Nel 2013 l'ex comico e Casaleggio sconfissero Sgarbi in tribunale col «mero ostruzionismo»

Quando il giudice denunciò il "metodo Grillo"

Un meccanismo che si può riassumere con una parola: scaricabarile. E che si può sintetizzare con un gioco di parole, quasi un bisticcio: Beppe Grillo non è responsabile del blog www.beppegrillo.it. E neppure lo è la Casaleggio associati, cervello del Movimento: nello studio milanese, quartier generale dei 5 Stelle, dicono di saperne meno di lui. È il classico passaggio del cerino che alla fine brucia le dita di chi ha cercato di portare in tribunale il comico genovese, ritenendosi diffamato e chiedendo un risarcimento. Nel 2013 il giudice di Macerata Corrado Ascoli aveva già smascherato le manovre dilatorie del duo Grillo-Casaleggio, in quel caso Gianroberto: la coppia aveva seminato con una cortina fumogena un Vittorio Sgarbi furioso che voleva giustizia. Ascoli aveva bacchettato Grillo e Casaleggio sottolineando «l'attitudine improntata a mero ostruzionismo» e rimarcando «la contemporanea e sinergica eccezione» con cui i due avevano buttato la palla in tribuna, dichiarando di non avere alcun controllo del blog e dunque di non avere alcuna responsabilità per le scritte offensive postate in bacheca contro il celebre critico.

Una situazione surreale che anticipa di quattro anni la denuncia del tesoriere Pd Francesco Bonifazi: «Grillo non è il direttore né il responsabile né il provider né il titolare del suo blog».

Cosi sguscia via ogni volta che si cerca di portarlo in tribunale.

Bonifazi si trova ad inseguire un fantasma, come Sgarbi che nel 2013 aveva cercato invano di acchiappare due ombre: Gianroberto Casaleggio, oggi scomparso, e Beppe Grillo.

In realtà le lamentele di Sgarbi risalgono addirittura al 2009 quando il blog di Grillo diventa il trampolino di lancio di frasi volgari all'indirizzo di Sgarbi. Lui chiede che quelle parole oltraggiose siano rimosse, ma non succede nulla. Passano gli anni e nel 2013 l'avvocato Giampaolo Cicconi, storico legale del Vittorio nazionale, tenta la strada del ricorso d'urgenza. L'obiettivo è Casaleggio senior che però si defila con una nota puntigliosa: «Casaleggio associati non ha alcuna possibilità né obbligo di intervenire sul contenuto dei messaggi». E ancora: «Unici responsabili della eventuale portata diffamatoria delle espressioni utilizzate sono... gli autori dei commenti o il signor Grillo». Insomma, Sgarbi ha sbagliato indirizzo. Cicconi non si arrende e prova a chiamare in causa il garante dei 5 Stelle, come suggerito da Casaleggio. Ma anche lui si divincola dalla stretta: «Il signor Grillo non è proprietario del blog e non è titolare del nome a dominio www.beppegrillo.it, con la conseguenza che al signor Grillo non può essere imputato il contenuto di quanto i partecipanti al blog scrivono né ordinata la cancellazione in tutto o in parte di tale contenuto».

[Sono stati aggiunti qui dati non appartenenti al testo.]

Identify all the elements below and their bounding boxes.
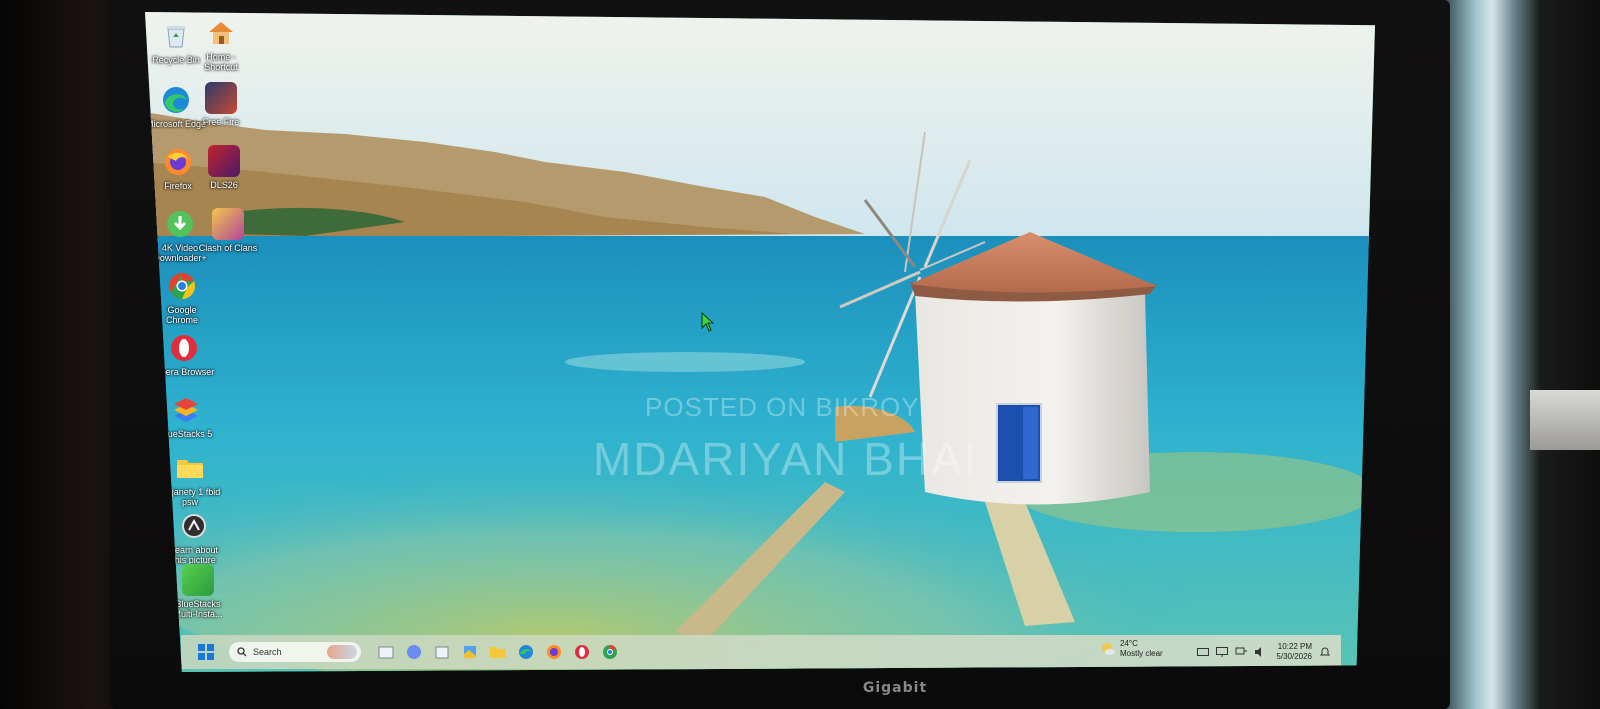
taskbar-chrome-icon[interactable] bbox=[599, 641, 621, 663]
bluestacks-icon bbox=[182, 564, 214, 596]
keyboard-icon[interactable] bbox=[1197, 647, 1210, 657]
moon-cloud-icon bbox=[1102, 643, 1115, 655]
desktop-icon-free-fire[interactable]: Free Fire bbox=[190, 82, 252, 127]
network-icon[interactable] bbox=[1235, 647, 1248, 657]
clock-time: 10:22 PM bbox=[1277, 642, 1312, 651]
bluestacks-icon bbox=[170, 394, 202, 426]
taskbar-store-icon[interactable] bbox=[431, 641, 453, 663]
taskbar-photos-icon[interactable] bbox=[459, 641, 481, 663]
watermark-posted: POSTED ON BIKROY bbox=[645, 392, 920, 422]
mouse-cursor-icon bbox=[701, 312, 715, 332]
watermark-name: MDARIYAN BHAI bbox=[593, 433, 979, 485]
monitor-screen: POSTED ON BIKROY MDARIYAN BHAI Recycle B… bbox=[145, 12, 1375, 672]
edge-icon bbox=[160, 84, 192, 116]
desktop-icon-label: Home - Shortcut bbox=[204, 52, 238, 72]
display-icon[interactable] bbox=[1216, 647, 1229, 657]
desktop-icon-clash-of-clans[interactable]: Clash of Clans bbox=[197, 208, 259, 253]
monitor-brand: Gigabit bbox=[862, 680, 928, 696]
folder-icon bbox=[174, 452, 206, 484]
search-highlight-image bbox=[327, 645, 357, 659]
weather-temp: 24°C bbox=[1120, 639, 1138, 648]
shelf bbox=[1530, 390, 1600, 450]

Siamo al gioco dell'oca giudiziario, con una nota paradossale: le due memorie, quella di Grillo e l'altra di Casaleggio, portano lo stesso timbro: quello dello studio legale ambrosiano Squassi e Montefusco. C'è da stropicciarsi gli occhi.

Cosi il giudice, pur considerando fuori termine l'arma del ricorso d'urgenza e invitando Sgarbi a procedere con un processo civile ordinario, stigmatizza «il mero ostruzionismo» del vertice pentastellato e la «contemporanea e sinergica eccezione di carenza di legittimazione passiva» sollevata dai due. La difesa del comico e del guru è un mantra ripetuto all'infinito: «Noi non c'entriamo».

Una specie di fuga concordata dal processo che non fa onore ai leader di un partito che vuole governare l'Italia.